CD8 agonism functionally activates memory T cells and enhances antitumor immunity

Memory CD8+ T cells mature after antigen clearance and ultimately express CD8 protein at levels higher than those detected in effector CD8+ T cells. However, it is not clear whether engagement of CD8 in the absence of antigenic stimulation will result in the functional activation of T cells. Here, we found that CD8 antibody‐mediated activation of memory CD8+ T cells triggered T cell receptor (TCR) downstream signaling, enhanced T cell‐mediated cytotoxicity and promoted effector cytokine production in a glucose‐ and glutamine‐dependent manner. Furthermore, pretreatment of memory CD8+ T cells with an agonistic anti‐CD8 antibody enhanced their tumoricidal activity in vitro and in vivo. From these studies, we conclude that CD8 agonism activates glucose and glutamine metabolism in memory T cells and enhances the efficacy of memory T cell‐based cancer immunotherapy.
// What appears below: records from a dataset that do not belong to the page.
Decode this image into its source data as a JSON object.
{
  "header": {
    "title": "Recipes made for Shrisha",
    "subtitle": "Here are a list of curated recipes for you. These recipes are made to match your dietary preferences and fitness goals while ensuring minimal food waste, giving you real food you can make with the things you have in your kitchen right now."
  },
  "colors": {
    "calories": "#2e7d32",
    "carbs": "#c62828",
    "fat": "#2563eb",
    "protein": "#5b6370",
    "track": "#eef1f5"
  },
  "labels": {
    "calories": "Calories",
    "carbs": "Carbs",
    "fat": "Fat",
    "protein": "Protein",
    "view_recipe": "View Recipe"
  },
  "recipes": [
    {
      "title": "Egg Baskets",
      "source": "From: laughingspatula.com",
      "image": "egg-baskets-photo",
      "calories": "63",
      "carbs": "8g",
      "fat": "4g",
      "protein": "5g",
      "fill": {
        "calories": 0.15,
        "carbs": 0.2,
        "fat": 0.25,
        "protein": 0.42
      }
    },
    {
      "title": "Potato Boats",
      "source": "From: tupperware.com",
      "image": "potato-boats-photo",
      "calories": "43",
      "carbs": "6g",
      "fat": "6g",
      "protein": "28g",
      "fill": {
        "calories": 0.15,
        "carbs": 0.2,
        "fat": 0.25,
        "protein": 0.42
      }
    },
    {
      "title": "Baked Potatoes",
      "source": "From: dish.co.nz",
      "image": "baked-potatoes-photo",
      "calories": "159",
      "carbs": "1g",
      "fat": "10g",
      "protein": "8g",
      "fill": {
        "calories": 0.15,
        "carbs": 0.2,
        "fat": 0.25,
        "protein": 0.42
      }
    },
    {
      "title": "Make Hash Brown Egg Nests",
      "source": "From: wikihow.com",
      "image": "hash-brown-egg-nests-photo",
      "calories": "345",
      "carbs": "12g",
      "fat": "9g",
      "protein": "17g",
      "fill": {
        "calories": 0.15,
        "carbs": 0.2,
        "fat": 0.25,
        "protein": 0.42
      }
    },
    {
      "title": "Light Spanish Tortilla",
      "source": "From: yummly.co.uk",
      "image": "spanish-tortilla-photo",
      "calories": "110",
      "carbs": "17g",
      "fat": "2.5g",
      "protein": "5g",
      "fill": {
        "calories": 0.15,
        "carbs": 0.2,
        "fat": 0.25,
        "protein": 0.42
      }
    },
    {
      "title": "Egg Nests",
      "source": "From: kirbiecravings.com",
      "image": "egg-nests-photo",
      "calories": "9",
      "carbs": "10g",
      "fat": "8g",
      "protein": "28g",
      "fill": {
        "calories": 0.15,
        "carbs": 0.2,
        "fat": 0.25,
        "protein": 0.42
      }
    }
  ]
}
What's new? Memory CD8+ T cells mature after antigen clearance and ultimately express high levels of CD8 protein. However, it is unclear whether engagement of CD8 in the absence of antigenic stimulation could result in the functional activation of T cells. Our study shows that CD8 agonists can activate memory T‐cell glucose and glutamine metabolism in the absence of T‐cell receptor stimulation. Furthermore, CD8 agonists can enhance the efficacy of memory T cell‐based cancer immunotherapy. The authors propose targeting CD8 as a potentially useful, intrinsically specific and importantly, tumor‐agnostic approach to antitumor immunotherapy.